The news coverage of the Osseo School Board's decision last week to close and reorganize schools created some painful déjà vu for Mounds View district parent Terri Black.
"It was really hard to read that; I really felt for them," said Black, who saw her son through the closure of Pike Lake Elementary School in 2005 and the transition to his new school, Bel Air Elementary.
"You deal with what you've got, and it worked out just fine. Things always do."
Black served one year as co-president on a merged PTA, and since has stepped back to let others lead.
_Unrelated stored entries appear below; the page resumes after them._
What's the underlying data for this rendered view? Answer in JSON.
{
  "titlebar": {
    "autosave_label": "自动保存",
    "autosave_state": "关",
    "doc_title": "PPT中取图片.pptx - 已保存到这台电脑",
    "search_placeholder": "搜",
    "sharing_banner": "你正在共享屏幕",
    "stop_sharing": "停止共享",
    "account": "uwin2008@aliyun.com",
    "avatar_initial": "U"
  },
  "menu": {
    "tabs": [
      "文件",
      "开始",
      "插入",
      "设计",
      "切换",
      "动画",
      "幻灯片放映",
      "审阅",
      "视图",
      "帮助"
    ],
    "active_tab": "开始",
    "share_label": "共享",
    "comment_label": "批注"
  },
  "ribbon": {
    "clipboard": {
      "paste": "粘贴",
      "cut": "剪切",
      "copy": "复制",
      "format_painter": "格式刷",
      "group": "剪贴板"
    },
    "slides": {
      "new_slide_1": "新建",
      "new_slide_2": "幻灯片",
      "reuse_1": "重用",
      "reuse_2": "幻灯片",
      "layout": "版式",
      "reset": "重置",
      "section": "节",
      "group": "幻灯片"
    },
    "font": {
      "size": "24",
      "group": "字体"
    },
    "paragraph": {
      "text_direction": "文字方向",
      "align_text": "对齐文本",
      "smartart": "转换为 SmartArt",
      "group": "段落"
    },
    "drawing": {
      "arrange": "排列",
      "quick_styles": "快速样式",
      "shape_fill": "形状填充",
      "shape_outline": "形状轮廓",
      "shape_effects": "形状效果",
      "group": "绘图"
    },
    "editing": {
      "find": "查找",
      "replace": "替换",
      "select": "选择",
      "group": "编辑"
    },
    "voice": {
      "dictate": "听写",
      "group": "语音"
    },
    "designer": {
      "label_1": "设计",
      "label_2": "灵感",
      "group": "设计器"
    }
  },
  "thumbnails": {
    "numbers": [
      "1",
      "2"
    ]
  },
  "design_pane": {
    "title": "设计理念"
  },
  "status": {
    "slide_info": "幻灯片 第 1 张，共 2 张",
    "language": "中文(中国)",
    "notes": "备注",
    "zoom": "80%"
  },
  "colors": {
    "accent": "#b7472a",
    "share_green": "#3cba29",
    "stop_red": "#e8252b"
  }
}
Her son, now a fifth-grader, is fine, she said.
But that doesn't mean the process was easy.
"It was like when you get married and move into your spouse's home that they already owned," she said. "It's nice, but it's not what it used to be for us."
Three years ago, as the Mounds View School Board was deciding to address declining enrollment and a growing operating deficit by closing two elementary schools, parents protested the loss of neighborhood schools, worried about increased class sizes and warned of the toll the disruption would cause in their kids' lives, in ways jarringly similar to what's happening in the Osseo district. As enrollment continues to drop in districts across the metro area, the story may continue to replay elsewhere.
These days, families in the Mounds View district still lament the loss of the two schools, but many note that the kids are thriving in their assigned schools, and that, intellectually at least, they know shuttering the schools was the right choice for the district.